Notion de Gatekeeper

Une plateforme en ligne est qualifiée de « contrôleur d’accès » si elle i) occupe une position économique forte, a une incidence significative sur le marché intérieur et est active dans plusieurs pays de l’UE ; ii) occupe une position d’intermédiation forte, ce qui signifie qu’elle relie une base d’utilisateurs importante à un grand nombre d’entreprises ; iii)  occupe (ou est sur le point d’occuper) une position solide et durable sur le marché, ce qui signifie qu’elle est stable dans le temps.

Régulation des Gatekeepers  

Les contrôleurs d’accès devront se conformer à un ensemble clairement défini d’interdictions et d’obligations, afin de prévenir un certain nombre de pratiques déloyales.

Ces mesures comprennent, par exemple, l’interdiction de pratiquer une discrimination en faveur de ses propres services, l’obligation d’assurer l’interopérabilité avec sa propre plateforme, et l’obligation de partager, dans le respect des règles en matière de protection de la vie privée, les données qui sont fournies ou générées dans le cadre des interactions des entreprises utilisatrices et de leurs clients sur la plateforme en question.

Aujourd’hui, les utilisateurs sont exposés à des biens, contenus ou services illicites, et pratiquement toutes les décisions sont laissées à la discrétion des plateformes.

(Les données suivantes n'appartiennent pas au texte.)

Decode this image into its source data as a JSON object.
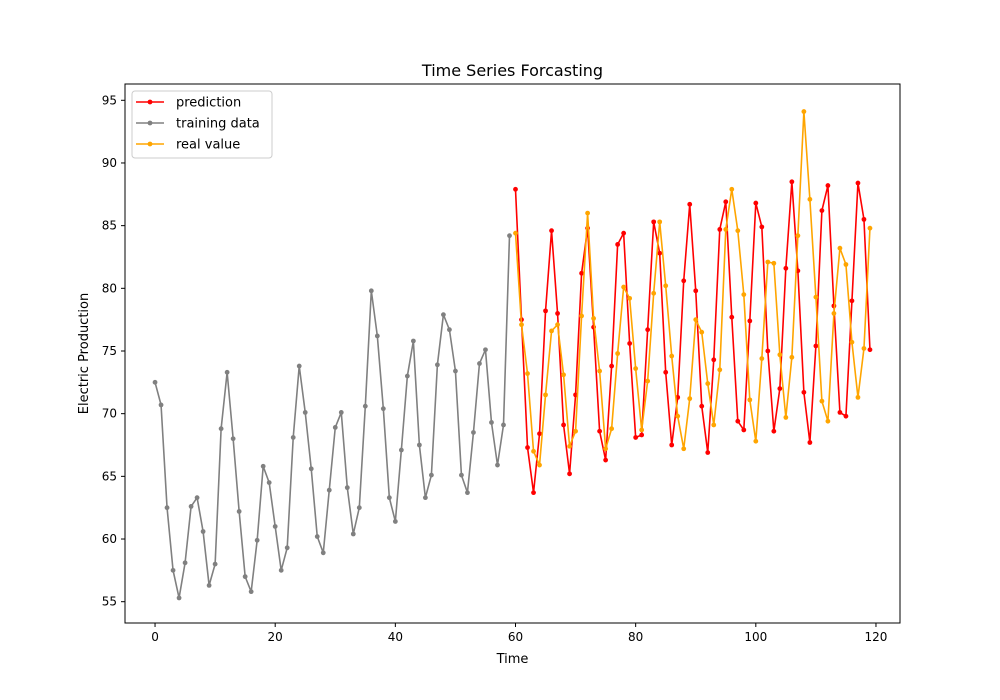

L’impact le plus important provient des plateformes qui sont devenues des espaces quasi publics de communication et de négociation.

Le DMA met en place :

Des mesures visant à lutter contre les biens, services ou contenus illicites en ligne, telles qu’un mécanisme permettant aux utilisateurs de signaler ces contenus, et aux plateformes de coopérer avec des « signaleurs de confiance ».

De nouvelles obligations en matière de traçabilité des entreprises utilisatrices sur les places de marché en ligne, qui aideront à repérer les vendeurs de marchandises illicites.

Des garanties efficaces pour les utilisateurs, y compris la possibilité de contester les décisions de modération de contenu prises par les plateformes.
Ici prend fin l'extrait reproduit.